Customs and construction: Who bears the risk?

April 28th, 2025

Changes in customs duties may result in an increase or decrease in the timing and cost parameters of construction contracts.

According to standard construction industry practice, who bears the risk?

When it comes to assessing the risks associated with customs duties, the determining factor is the pricing model (cost-plus (“CP”), stipulated price (“SP”), unit price (“UP”), target cost with gain or pain sharing (“TCi”)) rather than the project delivery method itself (i.e., general contracting, traditional or progressive design-build, construction manager at risk, integrated project delivery, etc.).

The CP

The “cost” component assumed by the owner is based on the costs actually incurred in performing the work, including customs duties, except for those incurred due to a lack of due diligence on the part of the contractor (design-builder, construction manager at risk, or the design-build team):

For illustrative purposes, see CCDC-5B, Articles A-7.1 (.9, .11, .12), A-7.3, GC 6.5.3.4, GC 10.1, and GC 10.2.

This means the owner assumes the risk, subject to the exception set out above.

The owner’s risk would be limited if the “Guaranteed Maximum Price (“GMP”)” is reached, should this option be exercised. Article GC 10.1 of the CCDC-5B contract (which deals with taxes and customs duties) does not provide for adjustment of the guaranteed maximum price. However, Article GC 10.2 (which deals with the impact of changes to applicable laws, regulations, and codes) does so by referring to the principles of Articles GC 6.1 to 6.3.

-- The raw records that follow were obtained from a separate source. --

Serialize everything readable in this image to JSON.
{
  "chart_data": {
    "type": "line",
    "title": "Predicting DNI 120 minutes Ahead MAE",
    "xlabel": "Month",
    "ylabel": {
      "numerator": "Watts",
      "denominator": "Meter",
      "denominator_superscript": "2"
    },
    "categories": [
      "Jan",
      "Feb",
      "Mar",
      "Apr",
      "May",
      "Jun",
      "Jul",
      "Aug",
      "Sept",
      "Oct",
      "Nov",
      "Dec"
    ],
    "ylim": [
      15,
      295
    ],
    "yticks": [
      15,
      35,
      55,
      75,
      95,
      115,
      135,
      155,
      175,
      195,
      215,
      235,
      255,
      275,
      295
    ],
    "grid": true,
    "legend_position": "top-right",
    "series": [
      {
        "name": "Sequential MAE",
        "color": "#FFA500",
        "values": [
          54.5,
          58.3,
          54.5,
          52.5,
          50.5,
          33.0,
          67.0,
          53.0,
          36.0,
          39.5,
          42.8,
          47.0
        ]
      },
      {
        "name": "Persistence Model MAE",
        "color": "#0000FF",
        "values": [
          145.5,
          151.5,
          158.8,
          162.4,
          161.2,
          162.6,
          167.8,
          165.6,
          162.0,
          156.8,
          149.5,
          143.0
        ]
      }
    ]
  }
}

The increase would either be taken from the contingency budgeted by the contractor in addition to their estimate, from the contingency allowance, or even directly from their administration fees and profits, when the GMP option is exercised.

Of course, these principles can be modified by supplementary conditions, including whether specific components of the cost of the work are priced on a lump-sum or per-unit basis (in accordance with customary practice vis-à-vis general site conditions.)

The SP

Stipulated price contracts usually provide for specific timing and cost adjustment rights in the event of changes to customs duties. The related risk rests with the owner or, in the case of a subcontract, with the contractor who has equivalent rights under the main contract.

  • For illustrative purposes, see CCDC-2, Articles GC 6.5.3.4, GC 10.1, and GC 10.2 (and the corresponding provisions of ACC-1).

The UP

With regard to customs duties, the principles applicable to unit-price contracts are generally similar to or identical to those set out for stipulated price contracts.

  • For illustrative purposes, see CCDC-4, Articles GC 6.5.3.4, GC 10.1, and GC 10.2.

The TCi

When the pricing model is based on a target cost and gain/pain sharing, as in the case of integrated project delivery, the situation is always unique.

In principle, changes in customs duties can be taken into account:

  • in the appropriate amount for allowances and contingencies within the target cost, which usually excludes costs arising from conditions or circumstances that vary substantially from what had been anticipated;
  • in the risk reserve, either by including the changes in the profit or by setting up a contingency reserve, either within the risk reserve or separately;
  • as a distinct risk assumed by the owner, i.e., conferring a right to adjust the target cost so as not to affect, under this cost item, the profitability of the design-build team;
  • or in a hybrid way, e.g., by limiting the participation of one or more parties in the related risk.

In conclusion, changes in customs duties do not pose any particular challenge in Canadian construction contracts, as this issue is already addressed in standard contracts and other forms in line with established practice.

The real challenge lies in quantifying the related effects, i.e., providing the level of proof required to adequately support requests for timing and cost adjustments linked to customs duties.